Each family has a unique set of needs for the kitchen in their home. It has to accommodate the size of the family and the meals they make, but also everything else that goes on in the kitchen. Kitchens have become more than the traditional room that someone cooks the meals in. They have become a multi-purpose place where children do homework while a couple works together to prepare food. It is also where new recipes are attempted and where kids first learn the basics of how to prepare meals. The kitchen is really the soul of the home and the layout of the kitchen becomes very important because of this. It can determine whether the time spent in there is stressful or pleasant.
There are five standard layouts for kitchens:
The U-shape kitchen has three walls of kitchen cabinets and appliances. This layout it typically used in a spacious kitchen, making it ideal for big families or households that like to host guests. It also leaves room for multiple cooks meaning that meals can be prepared together without getting in each other’s way. Overall, the kitchen provides a lot of storage space for people who like to spend time in the kitchen and allows them to spread out easily. An island is a nice touch if space allows for it. It would add a little extra storage and counter space while creating a centre point for people to work on.
G-shaped kitchens share many similar features to U-shaped ones. The main difference is that there is a small addition on the fourth side. This could be a wall that does not fully close off the room, but most often it is a connected island or “peninsula.” This is an option for anyone with a U-shaped kitchen that would like an island but doesn’t have enough space to allow for it and would like to avoid a complete kitchen remodelling. This also does a nice job of connecting the kitchen with an adjoining room. Another popular option is to turn the peninsula into a breakfast bar for meals that are eaten quickly.

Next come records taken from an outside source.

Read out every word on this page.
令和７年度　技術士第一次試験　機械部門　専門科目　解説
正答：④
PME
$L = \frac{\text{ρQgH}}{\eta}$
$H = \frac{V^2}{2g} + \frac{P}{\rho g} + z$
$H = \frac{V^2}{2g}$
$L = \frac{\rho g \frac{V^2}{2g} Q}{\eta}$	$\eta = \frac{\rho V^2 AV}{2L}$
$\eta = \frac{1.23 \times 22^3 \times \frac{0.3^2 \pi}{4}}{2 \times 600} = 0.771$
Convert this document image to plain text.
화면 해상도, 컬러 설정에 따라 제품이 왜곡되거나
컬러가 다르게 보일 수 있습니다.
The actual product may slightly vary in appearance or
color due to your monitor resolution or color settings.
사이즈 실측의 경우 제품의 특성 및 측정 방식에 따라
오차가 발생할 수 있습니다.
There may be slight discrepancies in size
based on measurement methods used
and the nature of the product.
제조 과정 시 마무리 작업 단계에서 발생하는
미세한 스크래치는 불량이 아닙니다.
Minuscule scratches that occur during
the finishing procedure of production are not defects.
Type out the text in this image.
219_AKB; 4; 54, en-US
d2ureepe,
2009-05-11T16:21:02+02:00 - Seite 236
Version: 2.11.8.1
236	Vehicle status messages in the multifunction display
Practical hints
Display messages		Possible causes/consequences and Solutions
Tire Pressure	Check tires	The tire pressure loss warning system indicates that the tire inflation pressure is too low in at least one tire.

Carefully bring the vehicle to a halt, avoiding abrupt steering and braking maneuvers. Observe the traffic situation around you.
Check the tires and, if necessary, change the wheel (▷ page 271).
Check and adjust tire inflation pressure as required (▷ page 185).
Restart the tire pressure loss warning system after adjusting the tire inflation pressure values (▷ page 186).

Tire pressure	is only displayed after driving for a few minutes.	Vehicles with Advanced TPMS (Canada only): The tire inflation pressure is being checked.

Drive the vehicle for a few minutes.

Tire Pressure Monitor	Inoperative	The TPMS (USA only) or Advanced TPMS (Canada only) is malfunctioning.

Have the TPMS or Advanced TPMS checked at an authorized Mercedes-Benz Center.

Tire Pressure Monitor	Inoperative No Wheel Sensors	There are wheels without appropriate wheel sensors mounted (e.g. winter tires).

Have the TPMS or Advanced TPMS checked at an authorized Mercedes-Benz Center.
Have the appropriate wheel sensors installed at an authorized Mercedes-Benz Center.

The one-wall kitchen layout is a common design that is most often found in studio apartments or loft spaces where there isn’t a lot of space to work with. All cabinets, appliances, counters, and the sink are lined up next to one another on a singular wall. This design keeps any unnecessary protrusions from taking up room in the rest of the apartment. The issue with this is that while the one-wall kitchen the most space efficient of all the regular layouts, it has its limitations as a result. The most obvious shortcoming is that it does not offer much area to prepare food on. Due to this it is best for smaller households and for individuals. Anyone preparing large elaborate meals on a regular basis might find this layout frustrating. There are of course options to help with this issue however. An island alone can add enough counter room and storage space.
This is an efficient layout that is ideal for apartments and houses with limited space. It is often a one-cook kitchen, and tend to be too small for two or more people to work comfortably side-by-side. They are characterized by two walls opposite or two parallel countertops with appliances and cabinets lining them creating a nook for the kitchen. They are also called walkway kitchens because there is a clear path between the two walls, meaning that islands are not typical used for this design. Galleys are space efficient, using every last inch.
L-shaped kitchens are ideal for small to medium sized kitchens. They are also aptly named as they consist of two perpendicular walls of kitchen cabinets and counters that meet at a corner, forming the letter “L” in the process. They maximize corner space in the kitchen and are versatile as a result. This shape is good for accommodating multiple cooks and it keeps traffic at a minimum due to its shape. This means that people won’t have to be getting in each other’s way when passing through, as would be a concern in a galley kitchen. L-shaped kitchens can easily accommodate an island addition if necessary as well.